Wednesday, January 12, 2005

The Poet


"What we term Indo-European poetry was rather a society's sum of knowledge, which was orally transmitted. The features which our western tradition ascribes to poetry (feeling, inspiration, individualism, participation, etc.), and which the aesthetics of romanticism has particularly underscored, were for Indo-European poetry only a side issue, although they were present. The main thing was to preserve and increase cultural elements which presented something essential to the well-being, collectivity, and stability of the society. We are speaking of the magic spells which heal the sick, the legal formulas which settle disputes, the prayers which extort worldly goods from the gods, the genealogies which give to people consciousness of their past and pride in it; the eulogies which legitimatize rulers by the celebration of their greatness. He who fulfilled such important functions held a position of the first rank in his society, but his traffic with the Muses was neither particularly frequent nor paticularly necessary. For this kind of poetry one could prepare oneself only by years of study; what the Middle Irish Metrics texts tell us about the training of the Early Irish poet is basically valid for the Indo-European one as well." [Enrico Campanile, "Indogermanische Dichtersprache," 1987, Innsbruck, p.26]

The clues from the Vedic texts, older than Homer, match the Irish poetic system, ancient by the time it emerges into the light of writing in the 7th century and stunningly stable for the next thousand years. Poets were a hereditary caste and closely associated with priests.

Five thousand years of tradition comes unglued relatively quickly; Wordsworth turns to natural language.

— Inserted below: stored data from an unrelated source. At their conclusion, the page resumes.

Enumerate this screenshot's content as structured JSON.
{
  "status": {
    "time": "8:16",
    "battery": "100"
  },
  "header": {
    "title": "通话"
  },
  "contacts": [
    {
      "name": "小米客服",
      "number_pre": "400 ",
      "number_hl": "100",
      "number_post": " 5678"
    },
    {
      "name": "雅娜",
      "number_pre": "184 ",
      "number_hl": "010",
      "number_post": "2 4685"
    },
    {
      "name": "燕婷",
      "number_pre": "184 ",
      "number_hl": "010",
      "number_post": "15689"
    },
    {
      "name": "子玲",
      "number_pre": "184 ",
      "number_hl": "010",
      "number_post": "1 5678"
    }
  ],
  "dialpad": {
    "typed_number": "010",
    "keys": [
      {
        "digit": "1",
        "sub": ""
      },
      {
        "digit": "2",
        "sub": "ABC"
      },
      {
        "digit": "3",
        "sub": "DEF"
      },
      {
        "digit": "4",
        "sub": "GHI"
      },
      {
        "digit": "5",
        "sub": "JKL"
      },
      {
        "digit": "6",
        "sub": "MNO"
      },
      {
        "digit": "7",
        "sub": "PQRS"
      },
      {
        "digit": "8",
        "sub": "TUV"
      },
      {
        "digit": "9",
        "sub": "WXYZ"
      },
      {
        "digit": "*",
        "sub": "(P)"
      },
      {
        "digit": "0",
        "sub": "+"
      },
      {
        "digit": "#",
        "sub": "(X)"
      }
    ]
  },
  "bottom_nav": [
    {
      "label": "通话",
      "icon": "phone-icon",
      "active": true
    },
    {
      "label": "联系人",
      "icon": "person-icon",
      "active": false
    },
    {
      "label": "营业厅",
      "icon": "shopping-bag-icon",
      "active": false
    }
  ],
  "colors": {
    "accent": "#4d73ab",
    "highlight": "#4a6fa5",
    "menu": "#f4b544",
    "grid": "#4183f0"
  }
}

Romantics chafe at rhyme and meter, the artificial aids to remembrance in an oral culture. Stendhal or someone like him says rhyme was fit for cavalry orders, not for great thoughts.

A modern poet is not doing what Homer did. Would Homer contribute to a "Poets Against the War" anthology? If they wonder why he was the basis of a national education system for a millenia, and they seem as ephemeral as crickets on the lawn, consider what, or whom, is served in the verse.